Moreover, many nations of Europe are peeved that Germany now effectively sets
monetary policy for all of Europe, since they feel compelled to adjust their own
currencies according to the German mark. They hope that the institutions of a
joint European currency would offer them a chance for greater policy input.
But in pure economic terms, the case for the euro is surprisingly fragile.
It boils down to two arguments. A clearly correct reason is that a single currency
will encourage cross-European trade, by eliminating the costs of switching between
currencies and the risk of currency fluctuations. A second, more disputable reason
is that individual European countries have all too often mismanaged their own
currencies, leading to inflation and economic volatility, and that this would
be less likely to happen continent-wide with the euro.

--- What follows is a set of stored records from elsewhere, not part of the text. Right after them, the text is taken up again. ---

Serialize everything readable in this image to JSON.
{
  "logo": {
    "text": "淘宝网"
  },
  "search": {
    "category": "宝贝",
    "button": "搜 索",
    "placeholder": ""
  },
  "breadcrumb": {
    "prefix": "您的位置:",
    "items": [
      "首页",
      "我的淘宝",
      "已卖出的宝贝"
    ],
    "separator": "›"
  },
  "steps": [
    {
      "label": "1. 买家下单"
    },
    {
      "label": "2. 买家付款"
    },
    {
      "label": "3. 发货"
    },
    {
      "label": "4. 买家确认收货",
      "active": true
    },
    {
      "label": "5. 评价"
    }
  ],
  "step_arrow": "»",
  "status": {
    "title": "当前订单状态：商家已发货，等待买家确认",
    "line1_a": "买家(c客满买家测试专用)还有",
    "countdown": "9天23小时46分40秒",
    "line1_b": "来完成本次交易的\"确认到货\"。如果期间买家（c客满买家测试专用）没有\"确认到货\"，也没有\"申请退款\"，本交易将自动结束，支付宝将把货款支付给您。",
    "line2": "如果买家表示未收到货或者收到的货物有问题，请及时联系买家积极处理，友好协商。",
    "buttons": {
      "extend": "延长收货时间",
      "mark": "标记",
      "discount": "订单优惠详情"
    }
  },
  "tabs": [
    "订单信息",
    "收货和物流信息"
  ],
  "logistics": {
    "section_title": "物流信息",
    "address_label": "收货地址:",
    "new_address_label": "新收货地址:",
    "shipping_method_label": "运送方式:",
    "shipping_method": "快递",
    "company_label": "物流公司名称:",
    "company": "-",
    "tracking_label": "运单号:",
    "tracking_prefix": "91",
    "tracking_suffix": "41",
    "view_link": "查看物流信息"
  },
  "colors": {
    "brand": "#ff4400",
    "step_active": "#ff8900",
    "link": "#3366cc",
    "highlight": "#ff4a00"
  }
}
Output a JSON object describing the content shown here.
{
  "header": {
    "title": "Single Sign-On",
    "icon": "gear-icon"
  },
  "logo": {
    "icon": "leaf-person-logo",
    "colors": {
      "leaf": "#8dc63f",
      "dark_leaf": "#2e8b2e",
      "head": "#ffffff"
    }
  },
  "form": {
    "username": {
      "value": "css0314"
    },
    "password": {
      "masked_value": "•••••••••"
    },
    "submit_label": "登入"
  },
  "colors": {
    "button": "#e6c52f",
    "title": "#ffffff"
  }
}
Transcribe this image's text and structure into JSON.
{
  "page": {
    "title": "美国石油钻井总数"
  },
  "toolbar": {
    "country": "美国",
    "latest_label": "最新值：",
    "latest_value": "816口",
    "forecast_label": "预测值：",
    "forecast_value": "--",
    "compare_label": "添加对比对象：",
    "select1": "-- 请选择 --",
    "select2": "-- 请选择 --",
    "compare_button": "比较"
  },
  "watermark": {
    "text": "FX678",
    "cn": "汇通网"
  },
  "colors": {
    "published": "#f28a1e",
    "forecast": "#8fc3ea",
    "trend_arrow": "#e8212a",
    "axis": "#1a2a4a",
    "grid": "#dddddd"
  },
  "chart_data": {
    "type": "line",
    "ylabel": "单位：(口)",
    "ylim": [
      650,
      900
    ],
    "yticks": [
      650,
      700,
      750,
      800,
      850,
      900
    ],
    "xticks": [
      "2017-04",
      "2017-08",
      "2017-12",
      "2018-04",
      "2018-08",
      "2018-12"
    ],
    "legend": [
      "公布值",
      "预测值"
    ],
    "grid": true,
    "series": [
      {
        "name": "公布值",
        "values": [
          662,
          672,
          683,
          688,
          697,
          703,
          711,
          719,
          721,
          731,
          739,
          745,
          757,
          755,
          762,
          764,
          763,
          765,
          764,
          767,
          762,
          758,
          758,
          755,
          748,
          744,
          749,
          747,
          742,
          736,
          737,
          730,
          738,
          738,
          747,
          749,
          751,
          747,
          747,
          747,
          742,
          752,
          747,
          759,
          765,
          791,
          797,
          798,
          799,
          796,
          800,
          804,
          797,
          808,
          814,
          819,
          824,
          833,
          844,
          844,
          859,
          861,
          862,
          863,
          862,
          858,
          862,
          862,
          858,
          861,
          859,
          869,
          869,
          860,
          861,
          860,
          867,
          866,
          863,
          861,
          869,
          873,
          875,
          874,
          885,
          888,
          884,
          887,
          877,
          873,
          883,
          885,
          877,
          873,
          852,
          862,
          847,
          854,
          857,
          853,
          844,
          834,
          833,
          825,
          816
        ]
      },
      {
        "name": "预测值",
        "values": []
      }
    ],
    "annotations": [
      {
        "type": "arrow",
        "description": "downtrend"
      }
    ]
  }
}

The intellectual framework for balancing these advantages of a single currency
against potential disadvantages was first laid out by an economist named Robert
Mundell back in the early 1960s. The theme is that when countries have different
currencies, the exchange rate offers a mechanism for adjustments when economic
factors in different areas head in opposite directions.
To understand what happens when a single currency eliminates this adjustment
mechanism, consider what happens in the United States when a particular state,
say California, goes through rocky economic times. People move out of California
to other states. Prices of real estate in California drop. Pay increases in California
become scarce; layoffs and pay cuts become more common. As incomes fall, Californians
pay less in federal taxes and receive more support from federal welfare programs,
which helps to cushion the bad state economy.
In Europe, these adjustment mechanisms don't operate nearly as well. If the
economy of Portugal is suffering, you don't see a lot of Portuguese moving to
Ireland or Sweden. Prices and wages across Europe are far more regulated than
in the United States, so they do not fluctuate as freely in response to economic
conditions. Since Europe's central government remains small and weak, it offers
little cushion to a national economy suffering a downturn.
Moreover, the United States is a relatively unified economy already, where
macroeconomic facts like inflation, unemployment, productivity, and recession
in different regions have some tendency to rise and fall together. The nations
of Europe are far less unified economically, and so the need for adjustments between
regions is correspondingly greater. Thus, a common currency works fairly well
across the states, both because they are already part of an economy that moves
largely in unison, and because labor movement, prices, wages, and government fiscal
policies help adjust for economic differences that do occur across regions.
In contrast, the nations of Europe do not have economies that move as much
together, nor do they have the other economic and government mechanisms for adjustments
across regions. Trying to force a single currency on the nations of Europe is
not likely to work well in economic terms. Instead, when a European nation suffers
from high inflation or low productivity, the existence of the euro will prevent
its economy from adjusting by depreciating its currency. Lacking other adjustment
mechanisms, bad economic times and high unemployment in that nation will be more
likely to continue.
Nonetheless, the euro is still likely to be enacted in some form. Many European
leaders see the euro as a symbol of a resurgent Europe. They envy the global prominence
of the U.S. dollar, and apparently believe Europe would be a unified global power
if only it had the euro. But a single currency would make more sense if the European
Union first harmonized the continent's laws on taxes, spending, regulation, migration
and trade -- not to mention foreign policy and defense. The euro is no magic wand
for avoiding the hard work of creating a unified Europe.